I want to do two things.
- Estimating Coefficients of AR model using LMS
- Using Coefficients found in step 1 and predict future samples of a signal using AR equation. I don't have a desired signal so I can't use future samples as well.
The equation of Autoregressive model is $$x(n) = \sum_{i=1}^p a_i x(n-i) + e(n)$$
where $p$ indicates the AR model order ($p=30$ in my case) and $\mathbf{a}$ shows the AR coefficients $\{a_1, a_2, a_3, a_4,\ldots, a_{30}\} $.
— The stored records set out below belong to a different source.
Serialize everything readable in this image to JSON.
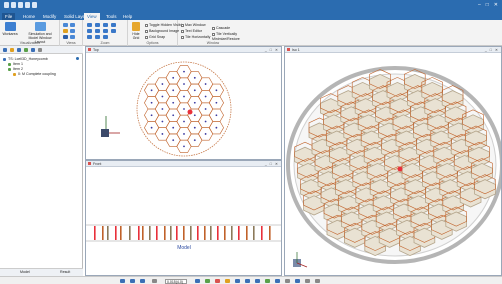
{
  "app": {
    "window_controls": [
      "–",
      "□",
      "✕"
    ]
  },
  "ribbon": {
    "tabs": [
      "File",
      "Home",
      "Modify",
      "Solid Layer",
      "View",
      "Tools",
      "Help"
    ],
    "active_tab": "View",
    "groups": {
      "visualization": {
        "label": "Visualization",
        "buttons": [
          "Workarea",
          "Simulation and Model Window Layout"
        ]
      },
      "views": {
        "label": "Views"
      },
      "zoom": {
        "label": "Zoom"
      },
      "options": {
        "label": "Options",
        "hide_grid": "Hide Grid",
        "items": [
          "Toggle Hidden Visible",
          "Background Image",
          "Grid Snap"
        ]
      },
      "window": {
        "label": "Window",
        "items": [
          "Max Window",
          "Text Editor",
          "Tile Horizontally",
          "Cascade",
          "Tile Vertically",
          "Minimize/Restore"
        ]
      }
    }
  },
  "tree": {
    "items": [
      "TS: Lcell3D_Honeycomb",
      "Item 1",
      "Item 2",
      "0: M Complete coupling"
    ]
  },
  "left_tabs": [
    "Model",
    "Result"
  ],
  "views": {
    "top_left": {
      "title": "Top"
    },
    "bottom_left": {
      "title": "Front"
    },
    "right": {
      "title": "Iso 1",
      "controls": "_ □ ✕"
    },
    "model_label": "Model",
    "controls": "_ □ ✕"
  },
  "statusbar": {
    "value": "0.015(4.0)"
  },
  "colors": {
    "accent": "#2b6cb0",
    "cell": "#c0622a",
    "wall": "#b5a68c",
    "node": "#3a3aa0",
    "highlight": "#e8303a"
  }
}
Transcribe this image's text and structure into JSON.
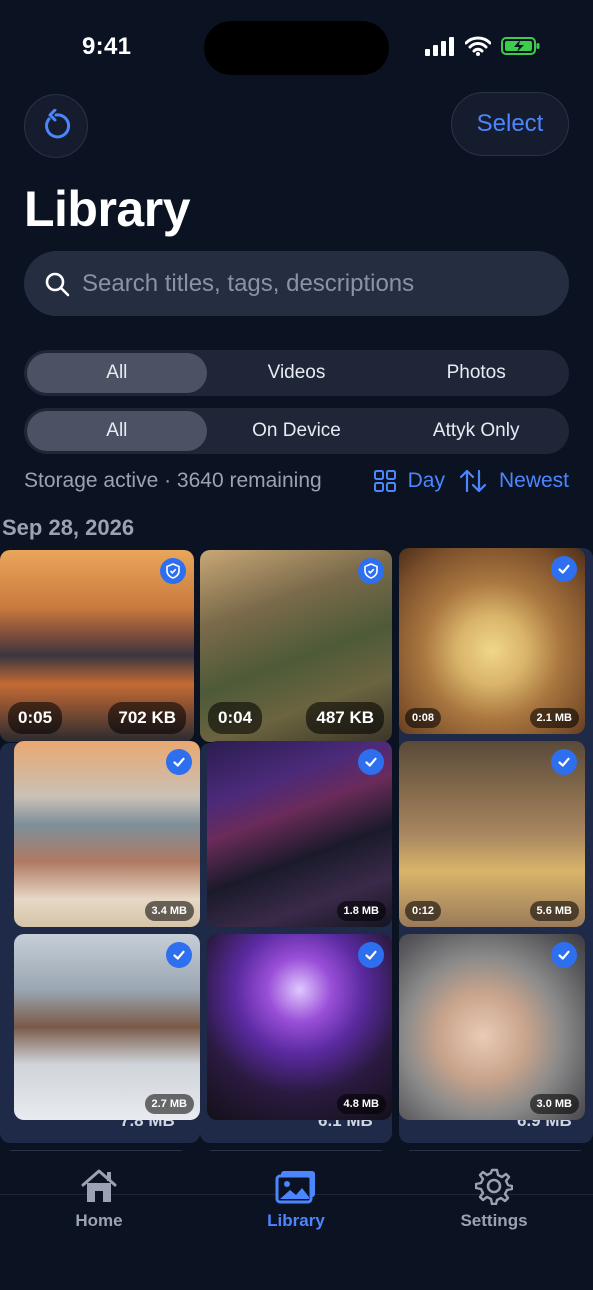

And LEAST MEANS SQUARE (LMS) algorithm is as follows:
Order=30; % AR model order
M=30; % No of filter coefficients same as AR model order
mu=0.001; % Learning rate/ step size
x=signal(1,1:700); % length of signal is 700 samples, x= input signal
N=length(x);
Predicted_signal=zeros(1,N);
w=zeros(1,M); % weights / filter coefficients
for n=M:N
pp=n-M+1;
x1=x(n:-1:pp);
Predicted_signal(n)=(w*x1');
e(n)=x(n)-Predicted_signal(n); %e(n)=d(n)-y(n); reference signal - actual signal
w=w+2*mu*e(n)*x1;
w1(n-M+1,:)=w(1,:); % filter coefficients
end
Coefficients (weights/ w) found in previous code to be used in AR equation.
ts = prediction starting point that is 436th sample
Predicted_signal_ar= orignal_signal(1,1:436);
for i=1:Order
t=ts-i;
prediction1(1,i)=(w(1,i)*Predicted_signal_ar(t)); %% putting lms coefficients in AR equation
end
s1(1,a)=sum(prediction1(1,:));
Predicted_signal_ar(1,ts)=s1(1,a);
There is some error in my code and I am not sure what is it. The above code should give me close to actual Coefficients which then I pass to step 2 for AR prediction. In results of 2nd step there is a sudden jump in prediction of first few points and prediction performance is also poor.